Helping Children with Autism Strengthen Four Foundation Literacy Skills

Maximising the benefits of literacy support for children diagnosed with Autism Spectrum Disorder (ASD) relies on understanding the areas of literacy development that need increased focus.

One of my aims when creating My Alison Work was to produce a volume of resources to help parents and literacy specialists accelerate the development of literacy skills in ASD children.

It is important to acknowledge that the sequence of steps involved in acquisition of literacy is the same for everyone. Children diagnosed on the Autism Spectrum, due to an underdevelopment of certain skills, may experience difficulty with particular steps.

These children can be challenged in any of the following areas, in varying degrees.

1. Decoding (reading)

Decoding involves the child looking at a letter or letters then being able to link these letters to the correct sound. This can be particularly difficult for children on the Autism Spectrum as they are being asked to link an abstract sound the hear to a letter ‘label’. In simple terms, the sound itself of “a” has no meaning therefore is difficult for the child to label. This labelling is essential to acquiring decoding skills. This decoding process is further described in this blog post.

2. Encoding (writing)

Encoding involves the child sounding out the word in their head then being able to link the sounds to the correct letters and physically write those letters on the page. Poor consolidation of this early skill results in a weak foundation for later demands on written language skills. It is critical to commit to strengthening this skill early in the child’s literacy development.

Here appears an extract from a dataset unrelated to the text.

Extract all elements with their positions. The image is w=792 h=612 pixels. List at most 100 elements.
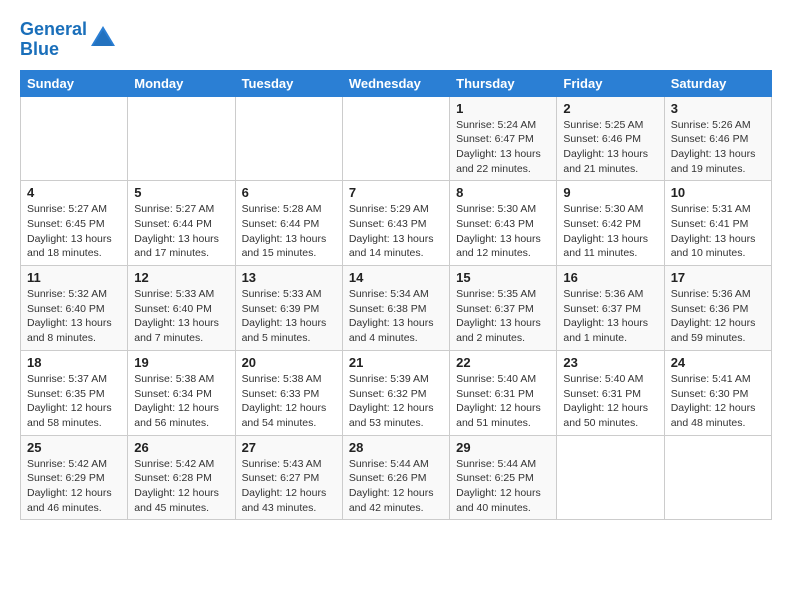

Below is a link to a sample activity used to help children link the sounds to the correct letters then practice good letter formation.

Free Writing Exercise

3. Fine Motor Control – Letter Formation

Fine Motor Control is often observed as a skill which is slower to develop in ASD children. Repetition of patterning letter formation via tracing and writing within the boxed books  is critical for ASD children at this early stage. I have written another blog post which explains the handwriting needs of children with autism and immature fine motor skills. It includes free My Alison Work resources specifically designed to strengthen these skills.

4. Comprehension

Comprehension of the Written Word requires the reader to be able to understand the meaning that the writer is trying to convey. ASD children have difficulty understanding written language when required to interpret increasingly complex inference and nuance of written text.

With this in mind, My Alison Work Decodable Readers are designed to encourage early development of base comprehension skills.

  • Set 1 Decodable Readers enables simple comprehension of basic sentences.
  • The stories in Sets 2 & 3 Decodable Readers carefully introduce the child to inference and prediction within the written text.
  • These readers also provide situations for the adult to easily teach Conflict Resolution and Problem Solving Skills in highly entertaining, humorous stories.

Follow this link to read free samples of the decodable readers.

Embedded in the My Alison Work program are the essential pre-literacy skills of laterality, directionality and foundation phonological awareness.

This blog post has demonstrated how My Alison Work Early Literacy Program contributes to the acquisition of literacy and language skills essential to the growth of independence and social adeptness in children diagnosed with Autism Spectrum Disorder.